On Fri, Jul 22, 2022 at 10:19 AM Theodore Ts'o <tytso@xxxxxxx> wrote:
>
> On Thu, Jul 21, 2022 at 06:13:48PM +0000, Chuck Lever III wrote:
> >
> > I agree that Q/A and dev testing needs are distinct, so a dev might
> > have a simpler series of tests to run and fewer resources to run them
> > in.
> >
> > That said, I've had it on my to-do list for some time to find an easy
> > way to run automated multi-host tests, and I've been told it should be
> > straight-forward, but I've been swamped lately.
>
> Yeah, in a cloud or VM environment it shouldn't be *that* hard.
> Especially for cloud setup, it's just a matter of launching another
> cloud VM with a metadata flag that says, "please provide an NFS server
> using the specified file system as the backing store", noting the IP
> address, and then passing it to the client VM.  The only slightly
> tricky part is that monitoring and saving the serial console of the
> server as a test artifact in case of an oops or triggers a BUG or
> WARN_ON.
>
> Unfortunately, like you, I've been swamped lately.  :-/
>
> > Many of us in the NFS community actually don't run the tests that
> > require a scratch dev, because many of them don't seem relevant to
> > NFS, or they take a long time to run.

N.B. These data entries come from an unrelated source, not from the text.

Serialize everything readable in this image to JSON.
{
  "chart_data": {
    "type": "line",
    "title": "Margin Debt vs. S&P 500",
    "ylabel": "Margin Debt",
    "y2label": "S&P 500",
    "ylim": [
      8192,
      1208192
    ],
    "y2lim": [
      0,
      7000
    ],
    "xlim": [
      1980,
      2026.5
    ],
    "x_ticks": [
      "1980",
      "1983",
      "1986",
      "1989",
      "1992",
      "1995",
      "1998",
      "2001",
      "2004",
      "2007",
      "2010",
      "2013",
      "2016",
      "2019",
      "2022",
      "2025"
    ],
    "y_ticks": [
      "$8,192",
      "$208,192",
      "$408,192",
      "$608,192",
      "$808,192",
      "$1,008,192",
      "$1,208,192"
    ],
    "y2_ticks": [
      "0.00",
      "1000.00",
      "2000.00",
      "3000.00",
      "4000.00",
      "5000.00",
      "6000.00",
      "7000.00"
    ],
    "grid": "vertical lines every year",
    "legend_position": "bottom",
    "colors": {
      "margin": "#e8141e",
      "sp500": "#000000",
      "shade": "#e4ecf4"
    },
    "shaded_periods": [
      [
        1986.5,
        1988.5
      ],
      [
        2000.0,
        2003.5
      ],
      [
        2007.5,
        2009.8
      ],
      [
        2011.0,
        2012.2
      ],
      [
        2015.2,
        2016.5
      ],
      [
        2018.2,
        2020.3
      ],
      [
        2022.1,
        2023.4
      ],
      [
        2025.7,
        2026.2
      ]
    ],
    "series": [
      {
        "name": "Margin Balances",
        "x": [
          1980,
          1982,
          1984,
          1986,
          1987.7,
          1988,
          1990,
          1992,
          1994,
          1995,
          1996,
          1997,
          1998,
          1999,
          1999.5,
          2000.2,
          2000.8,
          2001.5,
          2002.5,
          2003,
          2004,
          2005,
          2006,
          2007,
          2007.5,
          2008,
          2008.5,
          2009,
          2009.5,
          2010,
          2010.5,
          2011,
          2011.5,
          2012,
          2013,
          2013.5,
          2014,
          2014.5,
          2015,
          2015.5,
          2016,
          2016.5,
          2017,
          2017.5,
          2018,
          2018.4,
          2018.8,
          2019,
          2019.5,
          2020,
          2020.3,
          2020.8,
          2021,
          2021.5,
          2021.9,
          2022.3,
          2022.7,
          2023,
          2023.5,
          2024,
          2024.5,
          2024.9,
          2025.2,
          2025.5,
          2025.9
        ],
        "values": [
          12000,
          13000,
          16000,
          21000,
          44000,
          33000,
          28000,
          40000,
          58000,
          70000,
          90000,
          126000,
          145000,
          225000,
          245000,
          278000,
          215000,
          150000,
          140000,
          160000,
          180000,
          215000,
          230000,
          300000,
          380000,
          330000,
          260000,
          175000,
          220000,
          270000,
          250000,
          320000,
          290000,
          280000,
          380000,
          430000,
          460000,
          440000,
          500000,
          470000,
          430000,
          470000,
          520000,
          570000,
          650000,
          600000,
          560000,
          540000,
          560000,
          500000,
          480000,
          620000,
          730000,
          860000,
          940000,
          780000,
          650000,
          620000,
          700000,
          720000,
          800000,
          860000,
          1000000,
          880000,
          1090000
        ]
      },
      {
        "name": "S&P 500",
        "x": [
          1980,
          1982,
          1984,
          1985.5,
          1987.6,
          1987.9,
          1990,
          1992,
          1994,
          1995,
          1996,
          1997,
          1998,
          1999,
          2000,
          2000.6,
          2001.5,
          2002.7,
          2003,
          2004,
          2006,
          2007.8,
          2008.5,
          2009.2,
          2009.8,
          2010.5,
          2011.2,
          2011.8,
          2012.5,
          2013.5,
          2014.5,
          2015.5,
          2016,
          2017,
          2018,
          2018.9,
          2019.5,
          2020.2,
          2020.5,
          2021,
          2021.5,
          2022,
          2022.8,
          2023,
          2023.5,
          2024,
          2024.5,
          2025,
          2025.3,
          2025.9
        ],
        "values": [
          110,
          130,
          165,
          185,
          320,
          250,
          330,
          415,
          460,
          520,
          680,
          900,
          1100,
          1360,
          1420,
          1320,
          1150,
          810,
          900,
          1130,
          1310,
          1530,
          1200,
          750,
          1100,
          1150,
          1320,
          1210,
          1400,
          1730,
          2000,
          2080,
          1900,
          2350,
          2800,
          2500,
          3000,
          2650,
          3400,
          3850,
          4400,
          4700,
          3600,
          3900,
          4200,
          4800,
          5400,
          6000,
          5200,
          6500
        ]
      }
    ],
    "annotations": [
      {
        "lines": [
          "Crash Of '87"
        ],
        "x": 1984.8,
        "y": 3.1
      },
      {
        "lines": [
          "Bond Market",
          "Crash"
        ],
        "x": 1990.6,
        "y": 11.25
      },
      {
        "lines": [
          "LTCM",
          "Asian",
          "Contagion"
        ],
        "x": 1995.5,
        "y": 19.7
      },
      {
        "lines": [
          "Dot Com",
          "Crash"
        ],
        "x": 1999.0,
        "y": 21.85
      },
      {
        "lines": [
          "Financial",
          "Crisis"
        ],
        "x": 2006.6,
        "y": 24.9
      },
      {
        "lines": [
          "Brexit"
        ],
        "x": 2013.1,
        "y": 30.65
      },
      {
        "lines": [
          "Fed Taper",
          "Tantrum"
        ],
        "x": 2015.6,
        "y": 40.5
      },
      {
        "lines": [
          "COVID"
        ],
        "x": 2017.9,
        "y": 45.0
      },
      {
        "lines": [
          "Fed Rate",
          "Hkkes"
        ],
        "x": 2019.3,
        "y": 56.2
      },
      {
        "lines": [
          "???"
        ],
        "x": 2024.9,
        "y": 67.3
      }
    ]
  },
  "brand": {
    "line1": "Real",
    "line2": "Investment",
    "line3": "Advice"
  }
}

Someday we should sort through
> > all that :-)
>
> It doesn't take *that* long.  In loopback mode, as well as using the
> GCE Filestore Basic product as the remote NFS server, it takes between
> 2.5 and 3 hours to run the auto group with the test and scratch device
> sized to 5GB:
>
> nfs/filestore: 785 tests, 3 failures, 323 skipped, 9922 seconds
>   Failures: generic/258 generic/444 generic/551
> nfs/loopback: 814 tests, 2 failures, 342 skipped, 9364 seconds
>   Failures: generic/426 generic/551
>
> That's the same order of magnitude for ext4 or xfs running -g auto,
> and at least for me "gce-xfsetsts -c nfs/default -g auto" is fire and
> forget kind of thing.  2-3 hours later, the results show up in my
> inbox.  It's actually *analyzing* the test failures which takes time
> and NFS expertise, both of which I don't have a lot of at the moment.
>
> > For the particular issue with generic/476, I would like to see if
> > there's a reason that test takes a long time and fails with a small
> > scratch dev before agreeing that excluding it is the proper response.
>
> At the moment, my test runner setup assumes that if a single test
> takes more than hour, the system under test is hung and should be
> killed.  So if generic/476 is taking ~400 seconds for pre-5.10 LTS
> kernels, and over 24 hours if the watchdog safety timer isn't in use
> for 5.10+ kernels, I need to exclude it in my test runner, at least
> for now.
>
> Once it's fixed, I can use a linux versioned #ifdef to only exclude
> the test if the fix is not present.
>
> (Also on my todo wishlist is to have some way to automatically exclude
> a test if a specified fix commit isn't present on the tested kernel,
> but to run it automatically once the fix commit is present.
> Unfortunately, I don't have the time or the business case to put
> someone on it as a work project...)
>
>                                         - Ted
>